Restaurant Style Green Chutney

Restaurant Style Green Chutney

Prep Time: 15 mins | Total Time: 1 hour | Serves: 4 – 5 | Author: Mr. Sriram

Green Chutney


Fresh Mint Leaves – 1 cup
Fresh Coriander Leaves – 1 cup
Thick Curd – 1 cup
Chaat Masala – 1 tbsp
Cumin Powder – 1 tbsp
Medium Sized Onion – 2 or 3
Medium sized tomato – 2
A piece of ginger peeled and chopped
Garlic – 3 or 4 cloves peeled and chopped
Green Chilli – 1 chopped
Amchur Powder or Lemon Juice – 1 tbsp
Black salt or Rock salt – as needed
Water – 1 or 2 tbsp for grinding


Cooking method with Nala’s touch (ENalabaag)

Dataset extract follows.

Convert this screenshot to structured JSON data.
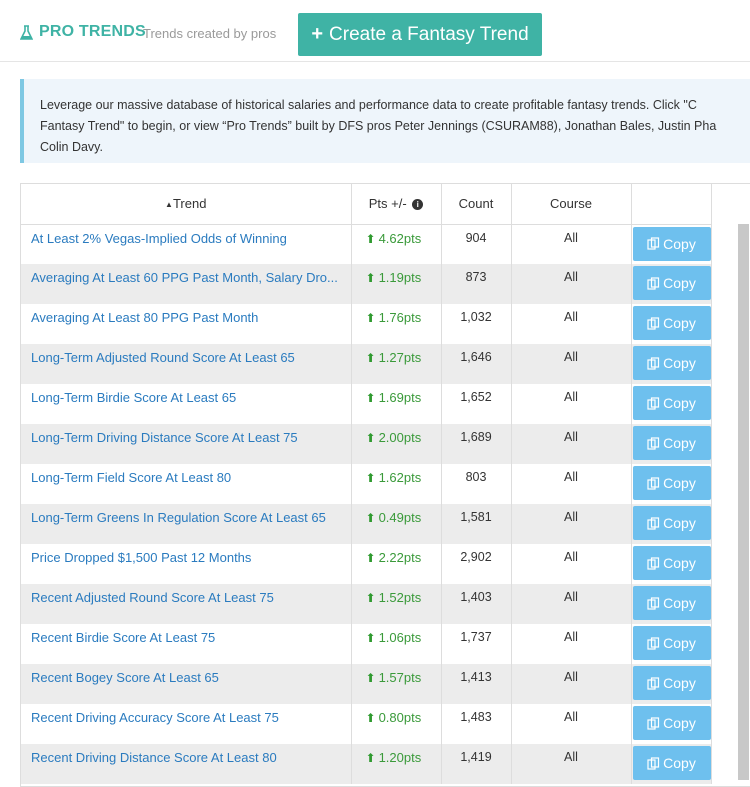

  1. Wash Mint leaves and coriander leaves with warm water, rinse and chop nicely.
  2. Wash, peel and rinse the onion. Chop it roughly.
  3. Wash, rinse and chop tomatoes roughly.
  4. Add these fresh veggies, ginger, garlic, green chilli in a blender.
  5. Take care in adding water – add 1 or 2 tbsp water and grind the ingredients till smooth.
  6. Store the green chutney in a bowl.
  7. Mix the curd (hung thick curd) with a blender to make a thick paste and add chaat masala, amchur powder, cumin powder and mix well.
  8. Add salt to taste.
  9.  Mix the green chutney and curd. Churn it well so that it gets mixed properly.

ENalabag special: Restaurant Style green chutney is ready. Serve it with smoky wheat tandoori veg momos or paneer tikka.


  1. Use a Muslin cloth or cotton cloth to hung the curd for 1 hour. The outcome is the thick curd (without whey).